最後に「みんながファンになる会社であり、相手を裏切らない組織風土をこれからも大切にしてほしい」とエールを送ってくれた。
2012年、当時の勤務先である福岡・頴田病院が在宅連携拠点事業に手を挙げた。その際に、多職種連携を実現している遠矢さんの取り組みを知り、早速、桜新町アーバンクリニックを訪れた。その時のことは連載㊻にも紹介したが、患者さんや家族のために医師、看護師にとどまらず介護職、栄養士、リハビリ職、ケアマネジャーらが力を合わせる仕組みや円滑に進めるためのアプリなどの開発に感銘を受けただけではない。お昼ご飯まで作って歓待してもらい、「こんなアットホームなところがあるんだ」と感心した。

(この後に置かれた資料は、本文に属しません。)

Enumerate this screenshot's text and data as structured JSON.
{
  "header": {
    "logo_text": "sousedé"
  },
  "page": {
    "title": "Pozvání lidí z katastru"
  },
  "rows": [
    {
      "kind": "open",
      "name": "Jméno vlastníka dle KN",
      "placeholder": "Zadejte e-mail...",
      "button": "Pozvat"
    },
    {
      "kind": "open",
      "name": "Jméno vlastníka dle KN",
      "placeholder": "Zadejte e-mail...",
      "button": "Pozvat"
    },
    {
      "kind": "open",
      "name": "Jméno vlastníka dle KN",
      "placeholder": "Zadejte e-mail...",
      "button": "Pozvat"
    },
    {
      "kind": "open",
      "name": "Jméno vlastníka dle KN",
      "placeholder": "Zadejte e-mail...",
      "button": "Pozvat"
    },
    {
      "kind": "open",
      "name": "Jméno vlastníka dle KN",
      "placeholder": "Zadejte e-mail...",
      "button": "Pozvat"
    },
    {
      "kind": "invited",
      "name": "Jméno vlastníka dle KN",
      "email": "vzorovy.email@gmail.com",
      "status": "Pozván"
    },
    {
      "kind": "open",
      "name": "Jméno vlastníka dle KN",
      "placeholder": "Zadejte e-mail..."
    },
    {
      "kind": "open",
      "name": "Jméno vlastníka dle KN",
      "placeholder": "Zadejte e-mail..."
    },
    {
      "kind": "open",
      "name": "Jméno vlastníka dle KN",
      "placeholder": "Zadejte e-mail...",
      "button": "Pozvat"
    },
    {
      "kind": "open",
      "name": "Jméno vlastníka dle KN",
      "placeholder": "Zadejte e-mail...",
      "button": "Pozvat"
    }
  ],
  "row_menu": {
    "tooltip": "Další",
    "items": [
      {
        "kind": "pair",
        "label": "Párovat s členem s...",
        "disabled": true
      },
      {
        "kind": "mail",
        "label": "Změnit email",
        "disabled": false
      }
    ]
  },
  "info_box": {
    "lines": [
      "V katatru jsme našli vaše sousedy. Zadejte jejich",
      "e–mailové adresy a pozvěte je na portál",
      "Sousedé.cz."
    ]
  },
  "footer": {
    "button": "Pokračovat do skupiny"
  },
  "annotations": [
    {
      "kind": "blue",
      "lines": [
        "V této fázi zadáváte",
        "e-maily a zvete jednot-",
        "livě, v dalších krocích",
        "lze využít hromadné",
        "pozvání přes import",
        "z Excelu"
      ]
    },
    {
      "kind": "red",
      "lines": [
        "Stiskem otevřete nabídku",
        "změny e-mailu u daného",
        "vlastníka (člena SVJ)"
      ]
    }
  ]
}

14年ごろに勉強会で中小病院の再生モデルについて講演をした。同じく講師だったのが大石さんで、2週連続で一緒に登壇した。初対面だったが、「専門職でない社長さんなのに、医療について極めて真っ当なことを話している」のが印象的だったという。
これがきっかけとなり、CCHに実を結ぶ事業構想の原型が生まれた。本格的に検討が始まったのは19年9月15日。池袋で大石さんや小松さん、椎野さん(コンサルティング事業部・マネージャー)らと飲んで意気投合した。中小病院の案件が増える中、これだと思い、一緒にやろうということになった。

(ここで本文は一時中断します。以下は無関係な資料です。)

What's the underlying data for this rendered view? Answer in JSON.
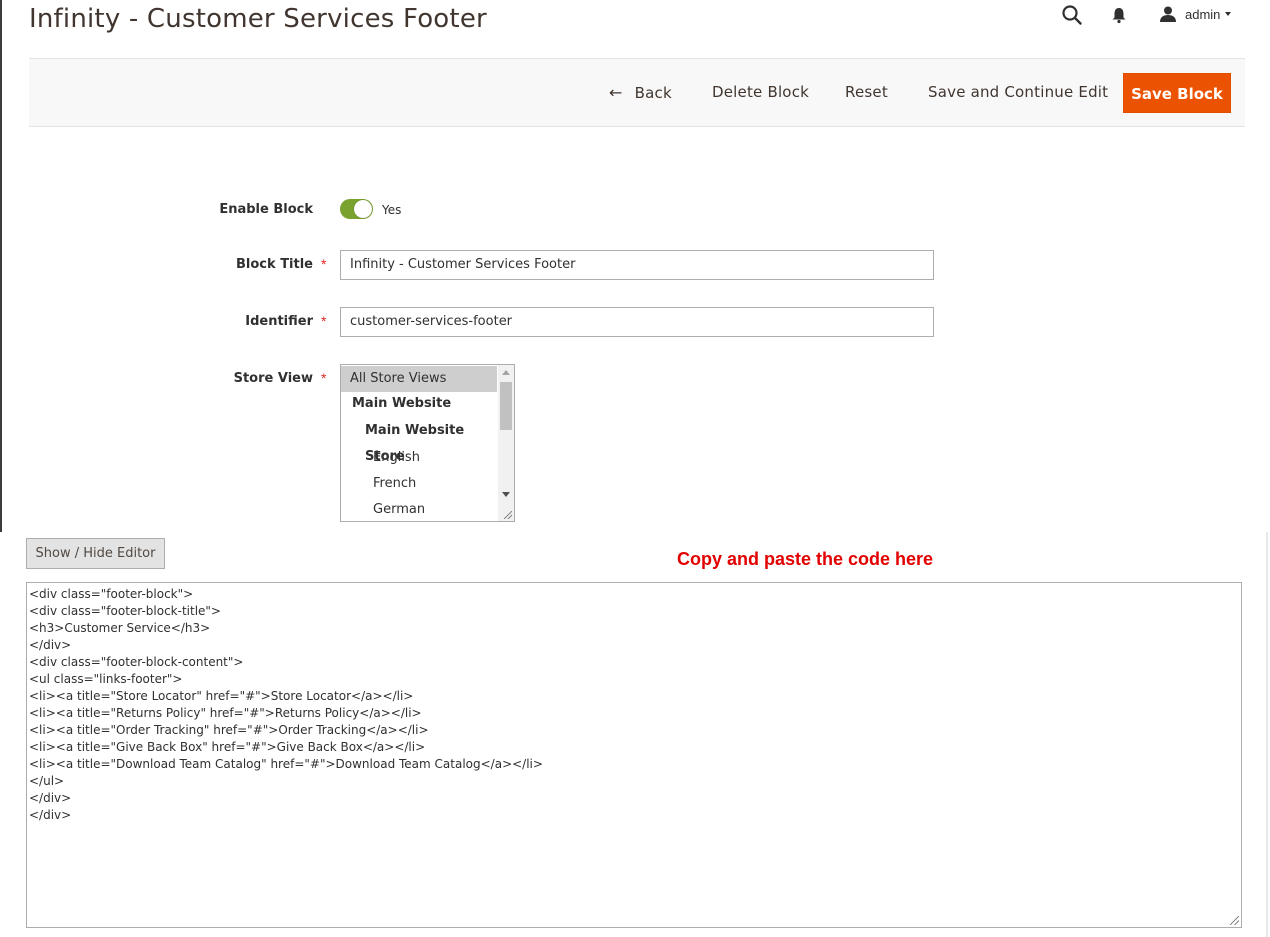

双方が共有しているのは、全国5800の中小病院がコミュニティホスピタルに変わると日本の医療が変わるという確信だ。大杉先生は08年の頴田病院から始めて、3院をコミュニティホスピタルに生まれ変わらせたが、独力では限界がある。CCH協会が生まれ、23年4月に同善会で事業が始まり、大杉先生のもとからエースである小笠原雅彦医師を送り込んだ。
期待が大きいだけに注文は厳しい。
中小病院を再定義するCCHだが、メディヴァがそれまで手掛けてきた病院再生がマイナスをゼロにするものだとしたら、ゼロを100にする必要がある。病院は医師で決まり、ダメな医師を切り、いい医師を入れれば勝てるという。

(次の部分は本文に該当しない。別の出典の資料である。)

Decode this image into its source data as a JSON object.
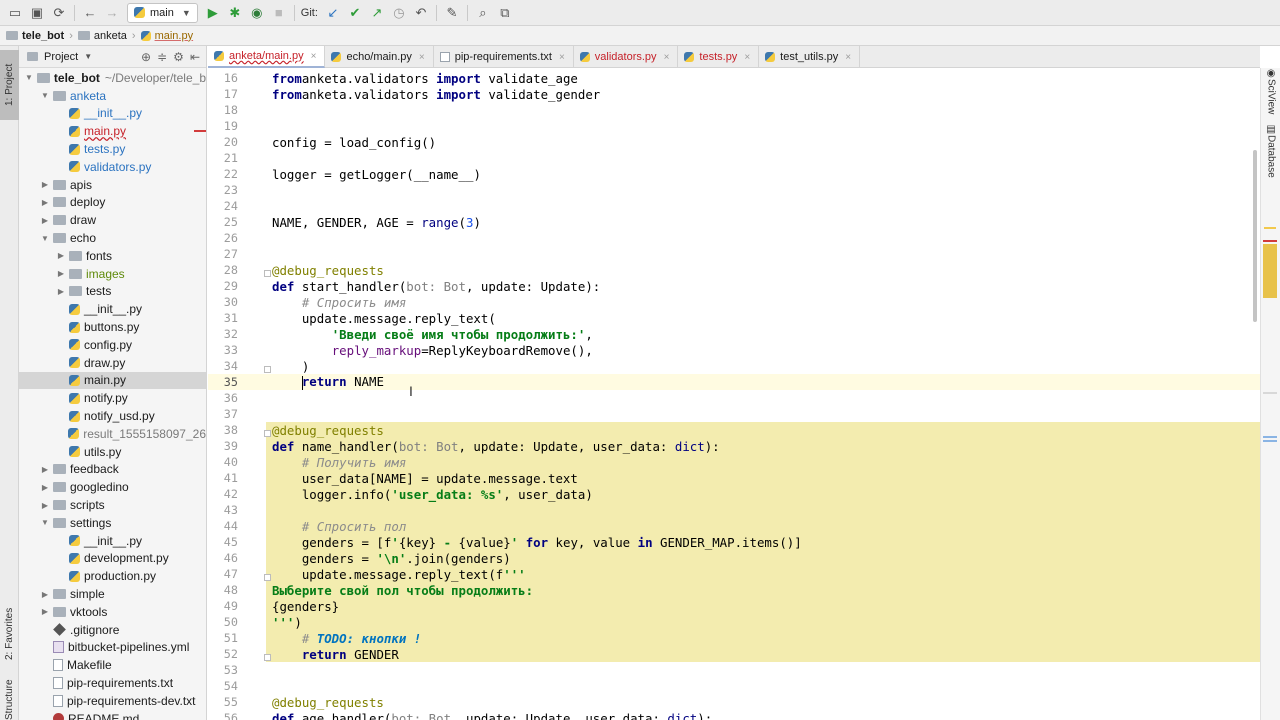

東京ではフリーランスでもいい人がつかまるかもしれないが、それでもコミュニティホスピタルを支える人材は100人はいないはず。首都圏外には一人もいないといっても過言ではないと言い切る。幸いメディヴァは遠矢さんのようないい人材に出遭えたが、しっかりと人材を育成する仕組みが欠かせないと力説する。
これまで医師を育ててきたのは、毀誉褒貶はあるものの大学病院の医局だった。古い体質の組織だが、人材の育成や配置では大きな実績があるのも事実だ。CCHではそれに代わるものを作らないとならない。それなりに金はかかるし、人材も投入しないとならない。メディヴァから法人事務局長として草野さんも加わり、同善会で医師育成が本格的に始まっているが、スピードはまだまだ物足りない。
キャリアを重視する医師にとって、そこでしか学べない機会が提供されれば大きな魅力となり、採用のポイントになりうる。こうした医師の特性について、メディヴァの「解像度」はまだまだ高くないと指摘する。
どこから資金を持ってくるかという経営的な問題はあるが、病院のMAだけでは限界もある。ボランタリーチェーンのような形にしなければ、とてもCCH100院の目標は実現しない。CCHの話になると熱い言葉が止まらなくなる。
最後にメディヴァの評価について伺うと、「患者のためにいい治療をという理念は1ミリもぶれていない」「試行錯誤でここまでやってきたのは素晴らしい。みんなと話すと大きな夢を一緒にコミットしていることが伝わってくる」「隠し事もない。真似されても結構という姿勢だ」。ここでは優しい口調に変わった。